Are you locked in a comparison game with a friend who's become skinnier, higher-paid or more (insert something you want) than you? Trying to one-up each other is an endless game, especially if your self-worth gets knotted up in it. Save your friendship from embittering rivalry with these refocusing techniques.
It's a common tragedy. At one time or another, all of us women have found ourselves caught in a web of icky competition with another sister. Whether she started it or *gulp* we did, the game is on and we can't seem to stop trying to outdo her or feeling snubbed by her jabs of superiority.
There are few things uglier than two talented, smart women going at each other's throats. Heaven knows, we have enough enemies without having to turn on each other. Here are some things to think about for diffusing the tension.
Sometimes envy — and the need to outdo someone — comes from a basic (and innately harmless) desire to simply get to do what they do. For example, if you're seething at a woman who is confident and easy-going in her conversations, you might take a step back and realize that you crave a bolstered esteem in your own interactions. Use your envy as an arrow pointing you to a desire that you're ignoring. Your emotions might be telling you something completely different than you think.

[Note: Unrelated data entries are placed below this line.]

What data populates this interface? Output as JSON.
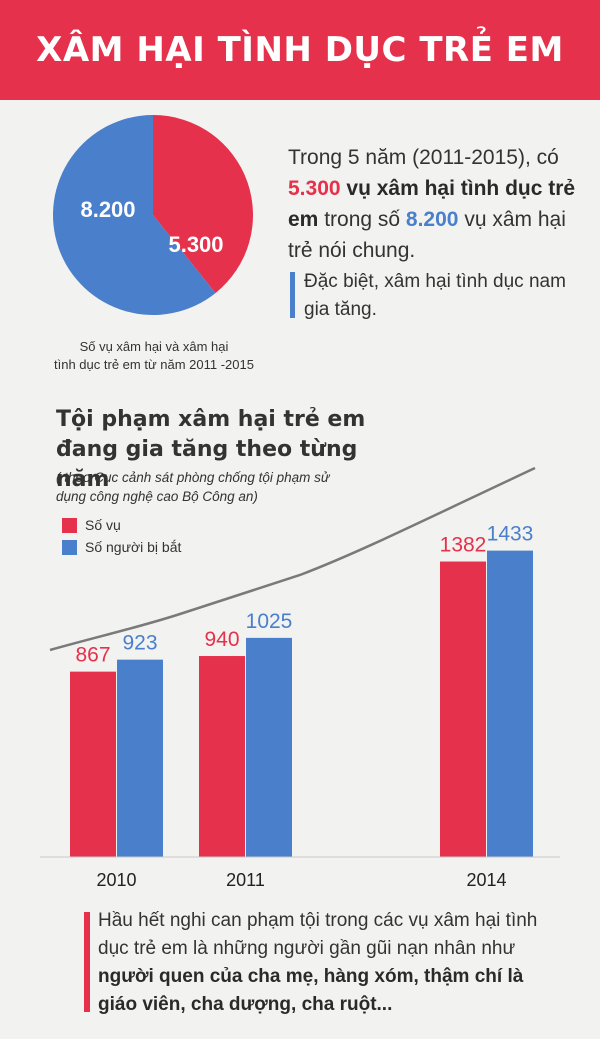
{
  "banner": {
    "title": "XÂM HẠI TÌNH DỤC TRẺ EM"
  },
  "pie": {
    "caption_line1": "Số vụ xâm hại và xâm hại",
    "caption_line2": "tình dục trẻ em từ năm 2011 -2015"
  },
  "intro": {
    "part1": "Trong 5 năm (2011-2015), có ",
    "highlight1": "5.300",
    "bold1": " vụ xâm hại tình dục trẻ em",
    "part2": " trong số ",
    "highlight2": "8.200",
    "part3": " vụ xâm hại trẻ nói chung."
  },
  "note": {
    "text": "Đặc biệt, xâm hại tình dục nam gia tăng."
  },
  "chart": {
    "title": "Tội phạm xâm hại trẻ em đang gia tăng theo từng năm",
    "source": "( theo Cục cảnh sát phòng chống tội phạm sử dụng công nghệ cao Bộ Công an)",
    "legend": {
      "cases": "Số vụ",
      "arrested": "Số người bị bắt"
    }
  },
  "bottom": {
    "part1": "Hầu hết nghi can phạm tội trong các vụ xâm hại tình dục trẻ em là những người gần gũi nạn nhân như ",
    "bold": "người quen của cha mẹ, hàng xóm, thậm chí là giáo viên, cha dượng, cha ruột..."
  },
  "colors": {
    "red": "#e5314b",
    "blue": "#4a7fcc",
    "line": "#7a7a7a",
    "bg": "#f2f2f0"
  },
  "chart_data": [
    {
      "type": "pie",
      "slices": [
        {
          "label": "5.300",
          "value": 5300,
          "color": "#e5314b"
        },
        {
          "label": "8.200",
          "value": 8200,
          "color": "#4a7fcc"
        }
      ]
    },
    {
      "type": "bar",
      "title": "Tội phạm xâm hại trẻ em đang gia tăng theo từng năm",
      "categories": [
        "2010",
        "2011",
        "2014"
      ],
      "series": [
        {
          "name": "Số vụ",
          "values": [
            867,
            940,
            1382
          ],
          "color": "#e5314b"
        },
        {
          "name": "Số người bị bắt",
          "values": [
            923,
            1025,
            1433
          ],
          "color": "#4a7fcc"
        }
      ],
      "ylim": [
        0,
        2200
      ],
      "grid": false,
      "legend": "top-left"
    }
  ]
}
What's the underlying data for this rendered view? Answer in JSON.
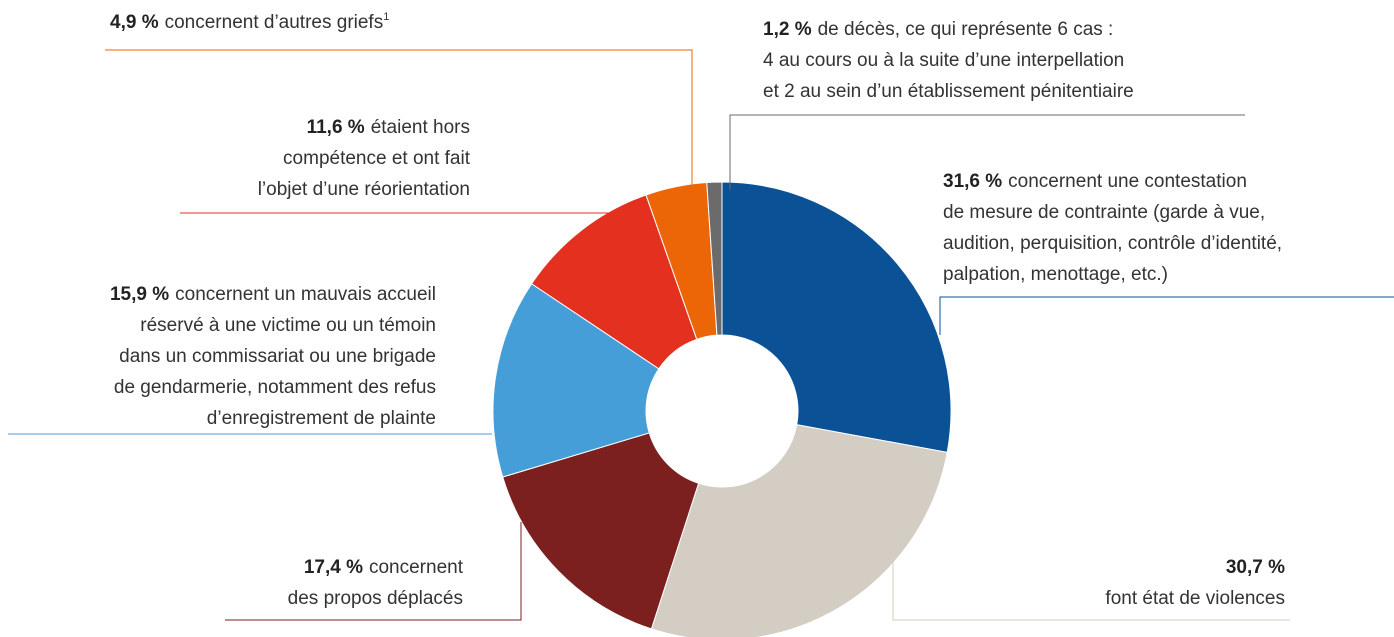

Rivalry is usually double-sided, which means everyone involved is insecure, no matter what it looks like on the outside. Your rival will lose her taunting power if you can see her as a frightened woman who is trying just as hard to prove herself as you are. Compassion is an amazing game-changer. If you can get there, you will see her efforts for what they are, instead of challenges, and you'll have the freedom to step aside without retaliation, instead of fuming and planning your next move.
This is where it gets tough. Sometimes the best thing you can do is walk up and tell her something nice. It will blow her mind. I recommend steering clear of compliments that deal with physical things. She doesn't need to know her hair looks good (she can turn those kinds of remarks against you, too), but she'll melt if you tell her how much you appreciate her work, her insightful words or her dedication to a cause.
These things will take courage and soul-searching on your part, but will absolutely erode the bitterness. These will push you and your rival back onto the territory of peace with the possibility of friendship. And that's something worth fighting for.